Before flying to New York for the funeral, I’d visited my friend Shira, who’d just lost a brother the week before. Her brother, Rabbi Tzemach Cunin, was a father of five, the founder of the Chabad of Century City and a great promoter of laying tefillin. At 43, his death was a tragedy. At the end of our visit, Shira pressed two rolled-up dollars into my hand. Tzemach always brought tzedakah when he traveled, she said, a way to remind himself to do a mitzvah when he arrived, and a bid for safe passage; harboring the intention to do good perhaps warranted extra protection. She was taking on this habit for her brother. It’s a Jewish notion that those remaining should adopt some positive value or behavior of the deceased in that person’s merit, Shira said.

My son and I boarded the plane for New York with those two rolled-up bills in my purse. I loved that we were continuing a legacy of a friend’s family and that we were on a mission to do good. On our first full day in New York, I saw a man sitting on the sidewalk with a cup. I handed him my rolled-up dollar with an unusual ping of joy. “God bless you,” he said. That’s right, I thought.

Two days later, standing at the graveside in New York, the sounds of birds and cars felt more real than the loss of my relative. Perhaps this feeling is typical; there’s a lag time between a death and the emotional reality of it. In addition, Daniel had passed away in mid-July. The world was buzzing with life, heat, kudzu vines and cicadas.

Also, he was something of public figure; that reach engenders a certain eternality. Daniel Callahan, father of six, was a pioneer in the field of bioethics, co-founder of the research institute the Hastings Center, and the author or editor of 47 books. He had touched many. He still would, through his writings and his mentees, children and grandchildren. Maybe I felt all that.
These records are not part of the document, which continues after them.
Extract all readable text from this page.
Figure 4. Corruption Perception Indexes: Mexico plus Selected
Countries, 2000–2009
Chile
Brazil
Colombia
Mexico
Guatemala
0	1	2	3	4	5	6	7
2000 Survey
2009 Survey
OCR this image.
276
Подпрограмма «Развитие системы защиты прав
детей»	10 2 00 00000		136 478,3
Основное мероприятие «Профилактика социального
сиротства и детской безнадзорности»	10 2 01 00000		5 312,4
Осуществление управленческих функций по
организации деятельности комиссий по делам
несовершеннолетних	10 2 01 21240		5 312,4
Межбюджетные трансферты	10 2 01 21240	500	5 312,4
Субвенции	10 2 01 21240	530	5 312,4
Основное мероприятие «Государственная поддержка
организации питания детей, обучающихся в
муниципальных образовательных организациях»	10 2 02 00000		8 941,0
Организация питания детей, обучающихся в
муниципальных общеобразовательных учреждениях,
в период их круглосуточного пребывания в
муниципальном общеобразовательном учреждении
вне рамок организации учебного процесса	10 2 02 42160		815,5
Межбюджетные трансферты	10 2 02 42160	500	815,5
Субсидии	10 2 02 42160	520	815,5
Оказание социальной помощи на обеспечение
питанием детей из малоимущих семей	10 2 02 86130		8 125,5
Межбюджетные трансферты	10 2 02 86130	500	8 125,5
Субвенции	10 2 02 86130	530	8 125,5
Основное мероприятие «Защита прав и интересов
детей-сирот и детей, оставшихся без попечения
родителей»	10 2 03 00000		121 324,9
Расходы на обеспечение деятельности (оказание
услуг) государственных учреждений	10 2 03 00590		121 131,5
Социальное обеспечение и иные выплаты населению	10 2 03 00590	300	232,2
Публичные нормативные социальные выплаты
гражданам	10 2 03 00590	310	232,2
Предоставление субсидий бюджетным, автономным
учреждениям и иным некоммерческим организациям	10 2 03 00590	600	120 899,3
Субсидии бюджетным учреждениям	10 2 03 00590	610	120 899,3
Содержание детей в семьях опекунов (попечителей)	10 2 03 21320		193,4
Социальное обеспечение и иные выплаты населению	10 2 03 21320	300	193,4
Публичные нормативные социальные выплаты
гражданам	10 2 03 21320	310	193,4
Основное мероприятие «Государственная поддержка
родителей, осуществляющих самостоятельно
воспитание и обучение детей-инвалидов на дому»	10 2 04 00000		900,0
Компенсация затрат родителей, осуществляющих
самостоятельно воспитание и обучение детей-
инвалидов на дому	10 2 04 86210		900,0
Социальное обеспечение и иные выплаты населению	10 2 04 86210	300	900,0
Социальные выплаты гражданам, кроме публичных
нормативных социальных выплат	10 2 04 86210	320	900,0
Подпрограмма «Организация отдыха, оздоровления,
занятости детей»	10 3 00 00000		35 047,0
This feeling of his presence lasted the entire visit. During the wake the day before, it seemed that surely he must be back home, sitting in the living room, reading a book. Later, at the house, surely he’d just turned in early, gone to bed. 

Standing on the hillside, I thought about his bigger-than-life life. He had the ability to envision something new or novel or difficult, to believe he could create it, and to hold fast to that belief long enough to make it real.

After the short burial, my son and former husband walked around, looking at tombstones. I trailed behind. Maybe we can’t exactly inherit someone else’s character strengths, I realized. Maybe we have to take them on ourselves, with effort.

Like Shira’s decision to travel with dollars in her pocket, maybe what I had to do was adopt, intentionally, some part of Daniel Callahan’s character. Take on some piece of his determination and self-discipline, future-focus and vital force. I would honor this man I’d known by being more like him.

Then, maybe, when I reach the end of my life, my son will turn to his spouse (or ex-spouse) and say, in our family way, “She really did do everything she wanted to do.”


Wendy Paris is a writer living in Los Angeles. She is the author of “Splitopia: Dispatches From Today’s Good Divorce and How to Part Well.”